His record tells us that he is not a hawk. Biden will try to end wars in Afghanistan and the Middle East. As he has long argued, Biden will bring the vast majority of troops home from Afghanistan and narrowly focus on Al-Qaeda and ISIS. And on the campaign trail, he also committed to ending support for the Saudi-led war in Yemen. Staying entrenched in unwinnable conflicts only drains the capacity to lead on issues that require attention, and hinders the rebuilding of other instruments of American power.
The Biden administration may return to drone attacks and continue to pander to New Dehli to counter China’s influence. Since the George W. Bush administration, the United States has recognised India’s potential as a natural balancer to China. It’s been a proponent of the U.S.-India relationship due to India’s strategic location and potential as a market.
But the commitments he has made on the campaign trail will not be easy to implement.
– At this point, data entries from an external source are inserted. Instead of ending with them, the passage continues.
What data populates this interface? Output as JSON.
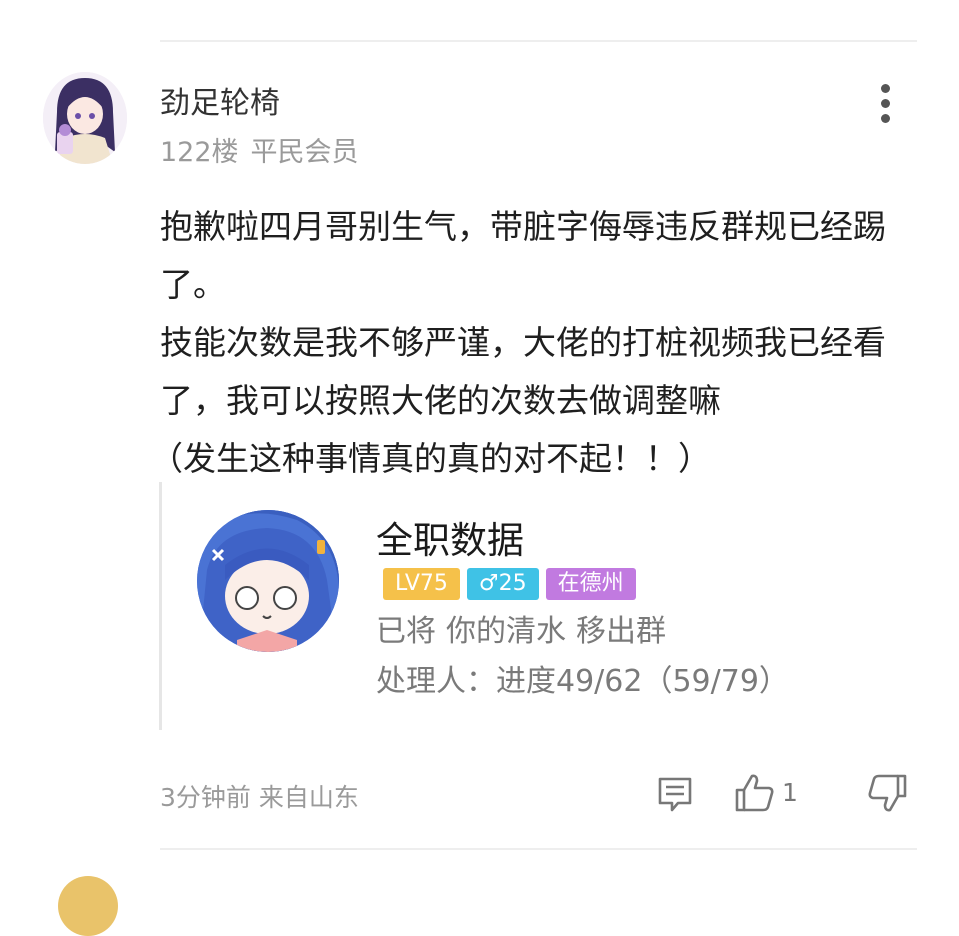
{
  "post": {
    "username": "劲足轮椅",
    "floor": "122楼",
    "member_level": "平民会员",
    "content_lines": [
      "抱歉啦四月哥别生气，带脏字侮辱违反群规已经踢了。",
      "技能次数是我不够严谨，大佬的打桩视频我已经看了，我可以按照大佬的次数去做调整嘛",
      "（发生这种事情真的真的对不起！！）"
    ],
    "quoted_card": {
      "name": "全职数据",
      "badge_level": "LV75",
      "badge_gender": "♂25",
      "badge_location": "在德州",
      "action_parts": [
        "已将",
        "你的清水",
        "移出群"
      ],
      "handler_line": "处理人：进度49/62（59/79）"
    },
    "time": "3分钟前",
    "source": "来自山东",
    "like_count": "1"
  },
  "icons": {
    "more": "more-vertical-icon",
    "comment": "comment-icon",
    "like": "thumbs-up-icon",
    "dislike": "thumbs-down-icon"
  },
  "colors": {
    "lv_badge": "#f5c14a",
    "gender_badge": "#3fc2e6",
    "location_badge": "#c17ae0",
    "meta_gray": "#9a9a9a"
  }
}
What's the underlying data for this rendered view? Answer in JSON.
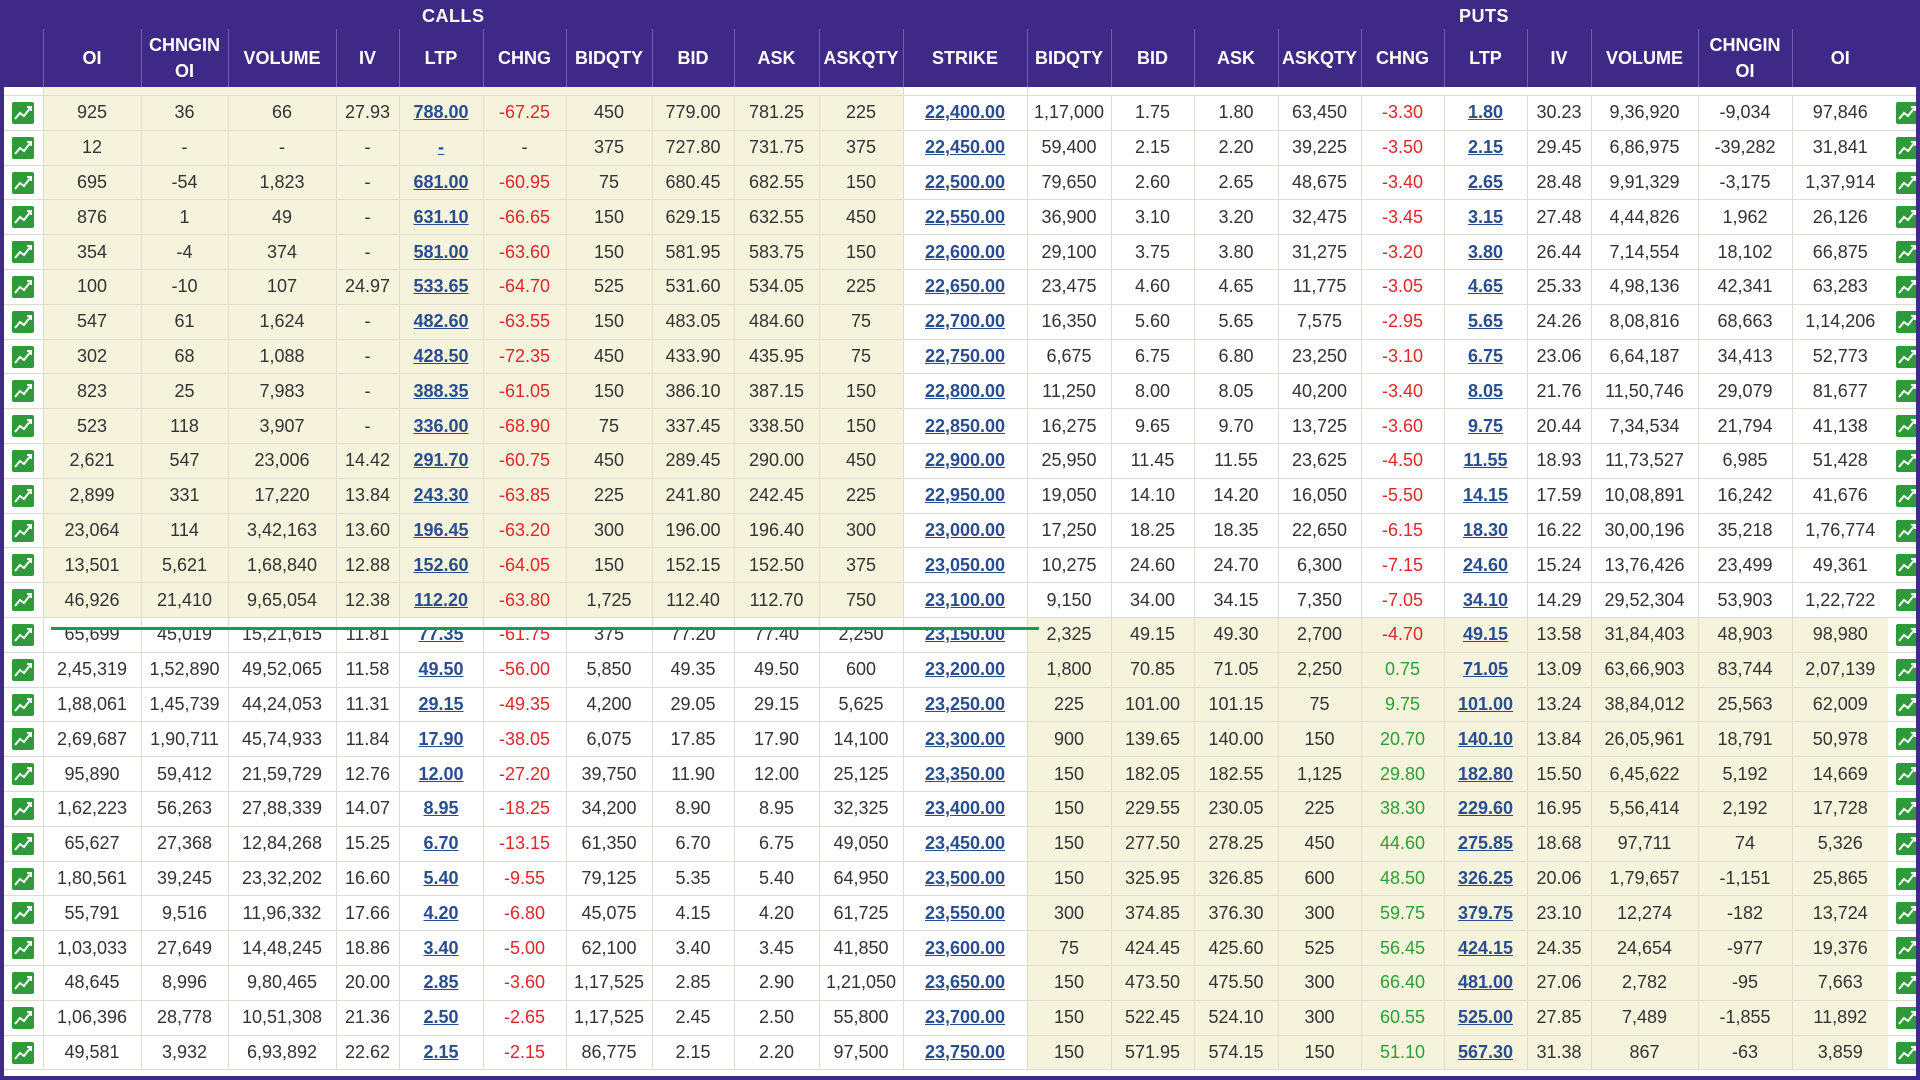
{
  "banner": {
    "calls_label": "CALLS",
    "puts_label": "PUTS"
  },
  "headers": {
    "calls": [
      "OI",
      "CHNG\nIN OI",
      "VOLUME",
      "IV",
      "LTP",
      "CHNG",
      "BID\nQTY",
      "BID",
      "ASK",
      "ASK\nQTY"
    ],
    "strike": "STRIKE",
    "puts": [
      "BID\nQTY",
      "BID",
      "ASK",
      "ASK\nQTY",
      "CHNG",
      "LTP",
      "IV",
      "VOLUME",
      "CHNG\nIN OI",
      "OI"
    ]
  },
  "colors": {
    "header_bg": "#3e2a86",
    "itm_bg": "#f6f3dc",
    "negative": "#e0262b",
    "positive": "#2e9e34",
    "link": "#2a4d8f",
    "atm_line": "#1a9a4a"
  },
  "icons": {
    "row_chart": "chart-icon"
  },
  "rows": [
    {
      "c": [
        "925",
        "36",
        "66",
        "27.93",
        "788.00",
        "-67.25",
        "450",
        "779.00",
        "781.25",
        "225"
      ],
      "s": "22,400.00",
      "p": [
        "1,17,000",
        "1.75",
        "1.80",
        "63,450",
        "-3.30",
        "1.80",
        "30.23",
        "9,36,920",
        "-9,034",
        "97,846"
      ],
      "z": "itm"
    },
    {
      "c": [
        "12",
        "-",
        "-",
        "-",
        "-",
        "-",
        "375",
        "727.80",
        "731.75",
        "375"
      ],
      "s": "22,450.00",
      "p": [
        "59,400",
        "2.15",
        "2.20",
        "39,225",
        "-3.50",
        "2.15",
        "29.45",
        "6,86,975",
        "-39,282",
        "31,841"
      ],
      "z": "itm"
    },
    {
      "c": [
        "695",
        "-54",
        "1,823",
        "-",
        "681.00",
        "-60.95",
        "75",
        "680.45",
        "682.55",
        "150"
      ],
      "s": "22,500.00",
      "p": [
        "79,650",
        "2.60",
        "2.65",
        "48,675",
        "-3.40",
        "2.65",
        "28.48",
        "9,91,329",
        "-3,175",
        "1,37,914"
      ],
      "z": "itm"
    },
    {
      "c": [
        "876",
        "1",
        "49",
        "-",
        "631.10",
        "-66.65",
        "150",
        "629.15",
        "632.55",
        "450"
      ],
      "s": "22,550.00",
      "p": [
        "36,900",
        "3.10",
        "3.20",
        "32,475",
        "-3.45",
        "3.15",
        "27.48",
        "4,44,826",
        "1,962",
        "26,126"
      ],
      "z": "itm"
    },
    {
      "c": [
        "354",
        "-4",
        "374",
        "-",
        "581.00",
        "-63.60",
        "150",
        "581.95",
        "583.75",
        "150"
      ],
      "s": "22,600.00",
      "p": [
        "29,100",
        "3.75",
        "3.80",
        "31,275",
        "-3.20",
        "3.80",
        "26.44",
        "7,14,554",
        "18,102",
        "66,875"
      ],
      "z": "itm"
    },
    {
      "c": [
        "100",
        "-10",
        "107",
        "24.97",
        "533.65",
        "-64.70",
        "525",
        "531.60",
        "534.05",
        "225"
      ],
      "s": "22,650.00",
      "p": [
        "23,475",
        "4.60",
        "4.65",
        "11,775",
        "-3.05",
        "4.65",
        "25.33",
        "4,98,136",
        "42,341",
        "63,283"
      ],
      "z": "itm"
    },
    {
      "c": [
        "547",
        "61",
        "1,624",
        "-",
        "482.60",
        "-63.55",
        "150",
        "483.05",
        "484.60",
        "75"
      ],
      "s": "22,700.00",
      "p": [
        "16,350",
        "5.60",
        "5.65",
        "7,575",
        "-2.95",
        "5.65",
        "24.26",
        "8,08,816",
        "68,663",
        "1,14,206"
      ],
      "z": "itm"
    },
    {
      "c": [
        "302",
        "68",
        "1,088",
        "-",
        "428.50",
        "-72.35",
        "450",
        "433.90",
        "435.95",
        "75"
      ],
      "s": "22,750.00",
      "p": [
        "6,675",
        "6.75",
        "6.80",
        "23,250",
        "-3.10",
        "6.75",
        "23.06",
        "6,64,187",
        "34,413",
        "52,773"
      ],
      "z": "itm"
    },
    {
      "c": [
        "823",
        "25",
        "7,983",
        "-",
        "388.35",
        "-61.05",
        "150",
        "386.10",
        "387.15",
        "150"
      ],
      "s": "22,800.00",
      "p": [
        "11,250",
        "8.00",
        "8.05",
        "40,200",
        "-3.40",
        "8.05",
        "21.76",
        "11,50,746",
        "29,079",
        "81,677"
      ],
      "z": "itm"
    },
    {
      "c": [
        "523",
        "118",
        "3,907",
        "-",
        "336.00",
        "-68.90",
        "75",
        "337.45",
        "338.50",
        "150"
      ],
      "s": "22,850.00",
      "p": [
        "16,275",
        "9.65",
        "9.70",
        "13,725",
        "-3.60",
        "9.75",
        "20.44",
        "7,34,534",
        "21,794",
        "41,138"
      ],
      "z": "itm"
    },
    {
      "c": [
        "2,621",
        "547",
        "23,006",
        "14.42",
        "291.70",
        "-60.75",
        "450",
        "289.45",
        "290.00",
        "450"
      ],
      "s": "22,900.00",
      "p": [
        "25,950",
        "11.45",
        "11.55",
        "23,625",
        "-4.50",
        "11.55",
        "18.93",
        "11,73,527",
        "6,985",
        "51,428"
      ],
      "z": "itm"
    },
    {
      "c": [
        "2,899",
        "331",
        "17,220",
        "13.84",
        "243.30",
        "-63.85",
        "225",
        "241.80",
        "242.45",
        "225"
      ],
      "s": "22,950.00",
      "p": [
        "19,050",
        "14.10",
        "14.20",
        "16,050",
        "-5.50",
        "14.15",
        "17.59",
        "10,08,891",
        "16,242",
        "41,676"
      ],
      "z": "itm"
    },
    {
      "c": [
        "23,064",
        "114",
        "3,42,163",
        "13.60",
        "196.45",
        "-63.20",
        "300",
        "196.00",
        "196.40",
        "300"
      ],
      "s": "23,000.00",
      "p": [
        "17,250",
        "18.25",
        "18.35",
        "22,650",
        "-6.15",
        "18.30",
        "16.22",
        "30,00,196",
        "35,218",
        "1,76,774"
      ],
      "z": "itm"
    },
    {
      "c": [
        "13,501",
        "5,621",
        "1,68,840",
        "12.88",
        "152.60",
        "-64.05",
        "150",
        "152.15",
        "152.50",
        "375"
      ],
      "s": "23,050.00",
      "p": [
        "10,275",
        "24.60",
        "24.70",
        "6,300",
        "-7.15",
        "24.60",
        "15.24",
        "13,76,426",
        "23,499",
        "49,361"
      ],
      "z": "itm"
    },
    {
      "c": [
        "46,926",
        "21,410",
        "9,65,054",
        "12.38",
        "112.20",
        "-63.80",
        "1,725",
        "112.40",
        "112.70",
        "750"
      ],
      "s": "23,100.00",
      "p": [
        "9,150",
        "34.00",
        "34.15",
        "7,350",
        "-7.05",
        "34.10",
        "14.29",
        "29,52,304",
        "53,903",
        "1,22,722"
      ],
      "z": "itm"
    },
    {
      "c": [
        "65,699",
        "45,019",
        "15,21,615",
        "11.81",
        "77.35",
        "-61.75",
        "375",
        "77.20",
        "77.40",
        "2,250"
      ],
      "s": "23,150.00",
      "p": [
        "2,325",
        "49.15",
        "49.30",
        "2,700",
        "-4.70",
        "49.15",
        "13.58",
        "31,84,403",
        "48,903",
        "98,980"
      ],
      "z": "otm"
    },
    {
      "c": [
        "2,45,319",
        "1,52,890",
        "49,52,065",
        "11.58",
        "49.50",
        "-56.00",
        "5,850",
        "49.35",
        "49.50",
        "600"
      ],
      "s": "23,200.00",
      "p": [
        "1,800",
        "70.85",
        "71.05",
        "2,250",
        "0.75",
        "71.05",
        "13.09",
        "63,66,903",
        "83,744",
        "2,07,139"
      ],
      "z": "otm"
    },
    {
      "c": [
        "1,88,061",
        "1,45,739",
        "44,24,053",
        "11.31",
        "29.15",
        "-49.35",
        "4,200",
        "29.05",
        "29.15",
        "5,625"
      ],
      "s": "23,250.00",
      "p": [
        "225",
        "101.00",
        "101.15",
        "75",
        "9.75",
        "101.00",
        "13.24",
        "38,84,012",
        "25,563",
        "62,009"
      ],
      "z": "otm"
    },
    {
      "c": [
        "2,69,687",
        "1,90,711",
        "45,74,933",
        "11.84",
        "17.90",
        "-38.05",
        "6,075",
        "17.85",
        "17.90",
        "14,100"
      ],
      "s": "23,300.00",
      "p": [
        "900",
        "139.65",
        "140.00",
        "150",
        "20.70",
        "140.10",
        "13.84",
        "26,05,961",
        "18,791",
        "50,978"
      ],
      "z": "otm"
    },
    {
      "c": [
        "95,890",
        "59,412",
        "21,59,729",
        "12.76",
        "12.00",
        "-27.20",
        "39,750",
        "11.90",
        "12.00",
        "25,125"
      ],
      "s": "23,350.00",
      "p": [
        "150",
        "182.05",
        "182.55",
        "1,125",
        "29.80",
        "182.80",
        "15.50",
        "6,45,622",
        "5,192",
        "14,669"
      ],
      "z": "otm"
    },
    {
      "c": [
        "1,62,223",
        "56,263",
        "27,88,339",
        "14.07",
        "8.95",
        "-18.25",
        "34,200",
        "8.90",
        "8.95",
        "32,325"
      ],
      "s": "23,400.00",
      "p": [
        "150",
        "229.55",
        "230.05",
        "225",
        "38.30",
        "229.60",
        "16.95",
        "5,56,414",
        "2,192",
        "17,728"
      ],
      "z": "otm"
    },
    {
      "c": [
        "65,627",
        "27,368",
        "12,84,268",
        "15.25",
        "6.70",
        "-13.15",
        "61,350",
        "6.70",
        "6.75",
        "49,050"
      ],
      "s": "23,450.00",
      "p": [
        "150",
        "277.50",
        "278.25",
        "450",
        "44.60",
        "275.85",
        "18.68",
        "97,711",
        "74",
        "5,326"
      ],
      "z": "otm"
    },
    {
      "c": [
        "1,80,561",
        "39,245",
        "23,32,202",
        "16.60",
        "5.40",
        "-9.55",
        "79,125",
        "5.35",
        "5.40",
        "64,950"
      ],
      "s": "23,500.00",
      "p": [
        "150",
        "325.95",
        "326.85",
        "600",
        "48.50",
        "326.25",
        "20.06",
        "1,79,657",
        "-1,151",
        "25,865"
      ],
      "z": "otm"
    },
    {
      "c": [
        "55,791",
        "9,516",
        "11,96,332",
        "17.66",
        "4.20",
        "-6.80",
        "45,075",
        "4.15",
        "4.20",
        "61,725"
      ],
      "s": "23,550.00",
      "p": [
        "300",
        "374.85",
        "376.30",
        "300",
        "59.75",
        "379.75",
        "23.10",
        "12,274",
        "-182",
        "13,724"
      ],
      "z": "otm"
    },
    {
      "c": [
        "1,03,033",
        "27,649",
        "14,48,245",
        "18.86",
        "3.40",
        "-5.00",
        "62,100",
        "3.40",
        "3.45",
        "41,850"
      ],
      "s": "23,600.00",
      "p": [
        "75",
        "424.45",
        "425.60",
        "525",
        "56.45",
        "424.15",
        "24.35",
        "24,654",
        "-977",
        "19,376"
      ],
      "z": "otm"
    },
    {
      "c": [
        "48,645",
        "8,996",
        "9,80,465",
        "20.00",
        "2.85",
        "-3.60",
        "1,17,525",
        "2.85",
        "2.90",
        "1,21,050"
      ],
      "s": "23,650.00",
      "p": [
        "150",
        "473.50",
        "475.50",
        "300",
        "66.40",
        "481.00",
        "27.06",
        "2,782",
        "-95",
        "7,663"
      ],
      "z": "otm"
    },
    {
      "c": [
        "1,06,396",
        "28,778",
        "10,51,308",
        "21.36",
        "2.50",
        "-2.65",
        "1,17,525",
        "2.45",
        "2.50",
        "55,800"
      ],
      "s": "23,700.00",
      "p": [
        "150",
        "522.45",
        "524.10",
        "300",
        "60.55",
        "525.00",
        "27.85",
        "7,489",
        "-1,855",
        "11,892"
      ],
      "z": "otm"
    },
    {
      "c": [
        "49,581",
        "3,932",
        "6,93,892",
        "22.62",
        "2.15",
        "-2.15",
        "86,775",
        "2.15",
        "2.20",
        "97,500"
      ],
      "s": "23,750.00",
      "p": [
        "150",
        "571.95",
        "574.15",
        "150",
        "51.10",
        "567.30",
        "31.38",
        "867",
        "-63",
        "3,859"
      ],
      "z": "otm"
    }
  ]
}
Trump’s message of fear and resentment resonated with tens of millions of Americans. Trumpism will not magically disappear. If anything, its adherents will very likely find renewed energy and purpose in marshalling a new resistance movement committed to undermining and delegitimising the incoming administration.
The Biden administration’s ability to execute depends on two Senate seats with run-off elections in Georgia, in January 2021. We remain cautiously optimistic.